SEOUL, Jan. 25 (Korea Bizwire) — South Korea’s beauty and fashion brands are leading a new round of hallyu, or the Korean Wave, in Japan, where the market for the products is growing, a local trade body said Thursday.
Japan imported 2.68 billion yen (US$24.47 million) worth of cosmetics from South Korea in the January-September period last year, up 10.5 percent from the same timeframe the previous year, data provided by the Korea Trade-Investment Promotion Agency (KOTRA) showed.
Imports of skincare products rose 14.6 percent to 10 billion yen. If the pace continues, the total amount for the year may set a record, KOTRA officials said.
The first round of cosmetics hallyu dates back to around 2010, when South Korea’s so-called “roadshop” brands, providing high quality at no-nonsense prices, entered the Japanese market.

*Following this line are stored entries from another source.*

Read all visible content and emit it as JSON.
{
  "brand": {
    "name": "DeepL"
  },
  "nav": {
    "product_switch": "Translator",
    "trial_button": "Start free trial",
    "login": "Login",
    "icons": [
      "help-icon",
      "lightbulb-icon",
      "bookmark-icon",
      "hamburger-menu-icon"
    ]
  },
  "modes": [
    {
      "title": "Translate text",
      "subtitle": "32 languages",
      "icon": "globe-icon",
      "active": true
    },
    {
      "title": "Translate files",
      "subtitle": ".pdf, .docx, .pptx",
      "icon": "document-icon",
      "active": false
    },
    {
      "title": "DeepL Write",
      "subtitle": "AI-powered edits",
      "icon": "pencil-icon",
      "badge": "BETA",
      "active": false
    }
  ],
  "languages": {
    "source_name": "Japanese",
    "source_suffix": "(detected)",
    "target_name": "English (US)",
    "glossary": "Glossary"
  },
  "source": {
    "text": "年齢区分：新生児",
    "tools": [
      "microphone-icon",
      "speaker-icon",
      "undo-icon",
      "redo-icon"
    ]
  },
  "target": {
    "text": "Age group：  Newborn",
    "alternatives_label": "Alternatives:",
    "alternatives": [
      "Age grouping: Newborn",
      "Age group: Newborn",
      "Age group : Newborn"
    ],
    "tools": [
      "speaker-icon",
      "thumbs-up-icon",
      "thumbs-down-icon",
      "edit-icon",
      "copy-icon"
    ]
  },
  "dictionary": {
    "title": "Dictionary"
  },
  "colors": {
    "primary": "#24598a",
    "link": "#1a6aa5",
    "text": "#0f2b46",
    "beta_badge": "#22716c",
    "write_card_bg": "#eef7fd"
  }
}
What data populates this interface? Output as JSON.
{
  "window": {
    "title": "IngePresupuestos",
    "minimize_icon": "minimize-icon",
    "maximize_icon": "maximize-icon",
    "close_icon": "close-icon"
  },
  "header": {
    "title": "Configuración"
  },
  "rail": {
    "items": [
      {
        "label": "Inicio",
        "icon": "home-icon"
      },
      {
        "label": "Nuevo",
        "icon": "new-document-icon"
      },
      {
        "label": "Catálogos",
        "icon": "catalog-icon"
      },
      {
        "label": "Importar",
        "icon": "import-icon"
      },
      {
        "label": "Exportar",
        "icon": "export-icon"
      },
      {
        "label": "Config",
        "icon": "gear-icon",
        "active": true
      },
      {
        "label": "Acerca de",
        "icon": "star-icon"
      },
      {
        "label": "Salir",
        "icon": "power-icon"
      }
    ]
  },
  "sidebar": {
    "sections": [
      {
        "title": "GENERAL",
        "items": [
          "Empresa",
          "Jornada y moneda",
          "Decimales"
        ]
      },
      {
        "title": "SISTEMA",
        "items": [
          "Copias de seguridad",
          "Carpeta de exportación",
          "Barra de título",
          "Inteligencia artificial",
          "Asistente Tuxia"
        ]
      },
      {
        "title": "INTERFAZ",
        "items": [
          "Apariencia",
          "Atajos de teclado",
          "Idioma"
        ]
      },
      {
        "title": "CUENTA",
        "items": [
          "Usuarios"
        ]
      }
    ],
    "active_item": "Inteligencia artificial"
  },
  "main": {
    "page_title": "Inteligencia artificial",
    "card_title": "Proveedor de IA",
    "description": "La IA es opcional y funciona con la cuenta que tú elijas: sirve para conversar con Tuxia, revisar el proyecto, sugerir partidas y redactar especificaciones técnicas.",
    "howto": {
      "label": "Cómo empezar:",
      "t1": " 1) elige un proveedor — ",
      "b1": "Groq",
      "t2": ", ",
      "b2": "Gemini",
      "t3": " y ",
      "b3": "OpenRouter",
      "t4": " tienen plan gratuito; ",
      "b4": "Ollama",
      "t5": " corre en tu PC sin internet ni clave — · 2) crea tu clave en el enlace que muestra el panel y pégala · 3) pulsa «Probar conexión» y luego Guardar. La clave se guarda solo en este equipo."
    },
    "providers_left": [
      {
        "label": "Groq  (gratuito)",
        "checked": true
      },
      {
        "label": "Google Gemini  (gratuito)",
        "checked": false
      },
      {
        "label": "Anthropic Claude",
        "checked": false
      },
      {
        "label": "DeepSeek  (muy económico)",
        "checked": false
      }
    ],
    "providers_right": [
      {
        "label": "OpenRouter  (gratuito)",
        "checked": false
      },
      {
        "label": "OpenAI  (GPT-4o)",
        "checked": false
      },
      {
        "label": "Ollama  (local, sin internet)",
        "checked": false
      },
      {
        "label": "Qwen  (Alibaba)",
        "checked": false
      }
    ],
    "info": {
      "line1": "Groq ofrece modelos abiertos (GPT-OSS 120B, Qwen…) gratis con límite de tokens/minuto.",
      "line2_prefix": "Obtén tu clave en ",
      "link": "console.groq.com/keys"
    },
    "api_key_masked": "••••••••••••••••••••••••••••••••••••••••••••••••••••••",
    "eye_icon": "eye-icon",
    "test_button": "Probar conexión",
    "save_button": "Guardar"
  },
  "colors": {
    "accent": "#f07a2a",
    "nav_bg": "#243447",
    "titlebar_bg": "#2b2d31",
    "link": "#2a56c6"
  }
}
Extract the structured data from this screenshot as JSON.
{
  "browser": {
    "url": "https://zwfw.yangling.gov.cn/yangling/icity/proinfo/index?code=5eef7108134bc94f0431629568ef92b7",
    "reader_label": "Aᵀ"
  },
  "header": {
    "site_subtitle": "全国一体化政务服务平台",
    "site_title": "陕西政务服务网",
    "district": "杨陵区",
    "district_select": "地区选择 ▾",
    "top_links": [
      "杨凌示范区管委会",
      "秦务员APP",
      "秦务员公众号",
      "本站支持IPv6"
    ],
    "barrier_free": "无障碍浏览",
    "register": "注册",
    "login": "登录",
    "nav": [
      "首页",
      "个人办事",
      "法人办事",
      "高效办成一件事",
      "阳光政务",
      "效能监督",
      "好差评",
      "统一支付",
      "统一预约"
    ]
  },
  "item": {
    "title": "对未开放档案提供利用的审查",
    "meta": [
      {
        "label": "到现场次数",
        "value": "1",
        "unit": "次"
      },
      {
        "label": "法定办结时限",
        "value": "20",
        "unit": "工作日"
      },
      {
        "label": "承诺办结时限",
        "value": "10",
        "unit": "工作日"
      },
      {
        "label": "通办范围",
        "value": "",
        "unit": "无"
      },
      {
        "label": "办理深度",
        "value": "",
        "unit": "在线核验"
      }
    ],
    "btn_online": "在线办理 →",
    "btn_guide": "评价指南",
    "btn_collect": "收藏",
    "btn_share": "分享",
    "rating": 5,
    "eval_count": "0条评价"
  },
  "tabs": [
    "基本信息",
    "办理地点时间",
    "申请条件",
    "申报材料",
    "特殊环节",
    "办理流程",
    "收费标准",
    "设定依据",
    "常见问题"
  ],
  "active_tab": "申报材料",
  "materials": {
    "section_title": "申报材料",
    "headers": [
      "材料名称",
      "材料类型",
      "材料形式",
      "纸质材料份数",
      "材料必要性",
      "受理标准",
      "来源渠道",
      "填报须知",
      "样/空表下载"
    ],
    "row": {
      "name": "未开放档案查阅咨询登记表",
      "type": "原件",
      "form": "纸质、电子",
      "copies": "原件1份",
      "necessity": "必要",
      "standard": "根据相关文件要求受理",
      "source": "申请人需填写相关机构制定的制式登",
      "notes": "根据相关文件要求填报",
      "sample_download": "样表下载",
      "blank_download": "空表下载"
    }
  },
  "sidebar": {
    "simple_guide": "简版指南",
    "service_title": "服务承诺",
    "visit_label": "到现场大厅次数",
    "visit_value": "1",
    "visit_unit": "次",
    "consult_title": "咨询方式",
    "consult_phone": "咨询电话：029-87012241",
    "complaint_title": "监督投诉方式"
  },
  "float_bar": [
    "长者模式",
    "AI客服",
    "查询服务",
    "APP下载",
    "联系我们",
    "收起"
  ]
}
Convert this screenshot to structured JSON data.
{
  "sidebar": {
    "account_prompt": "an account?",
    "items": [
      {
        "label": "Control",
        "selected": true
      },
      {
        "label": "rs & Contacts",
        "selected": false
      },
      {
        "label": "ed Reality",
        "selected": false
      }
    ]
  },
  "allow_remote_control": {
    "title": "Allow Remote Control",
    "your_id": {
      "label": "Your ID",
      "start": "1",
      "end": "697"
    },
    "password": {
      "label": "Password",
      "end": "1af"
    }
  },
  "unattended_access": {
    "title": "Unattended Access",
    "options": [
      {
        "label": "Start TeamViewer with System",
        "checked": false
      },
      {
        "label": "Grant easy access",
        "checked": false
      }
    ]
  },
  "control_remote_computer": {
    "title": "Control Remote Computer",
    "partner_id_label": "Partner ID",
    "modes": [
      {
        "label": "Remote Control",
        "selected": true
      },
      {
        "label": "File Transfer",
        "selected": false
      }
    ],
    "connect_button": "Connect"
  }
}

KOTRA is hoping that brands from smaller companies will lead the second round of hallyu, citing successful examples. Vivababy, a seller of handmade design soaps, debuted in Japan through a pop-up store in September last year, after connecting with a Japanese buyer in May at a K-pop concert in Japan.
“K-beauty hallyu is spreading through social media networks like Instagram and YouTube among the younger generation of people in their teens and 20s,” a KOTRA official said. “As the example of Vivababy shows, companies seeking exports to Japan should keep in mind that products that are new and different get picked up by Japanese consumers.”
South Korea’s fashion exports are also showing promising signs, especially in online sales, according to KOTRA. Japan’s fashion market in 2016 contracted to 98.5 percent of the previous year at 9.2 trillion yen, but internet sales are growing, KOTRA’s data indicated.
The trade group cited Stylenanda as an example of success in the fashion sector. The label was able to enter Isetan, a popular Japanese department store chain, and last year opened an independent shop in the high-fashion district of Harajuku in Tokyo.
Japan’s largest e-commerce site Rakuten operates a tailored subsection “K-fashion St.”, showing that South Korea’s clothing brands can be competitive in the neighboring market, KOTRA officials say.
“Korean fashion is highly liked by women in their teens and 20s for now,” an official said, “But there are plenty of chances for success for fashion of other ages and genders.”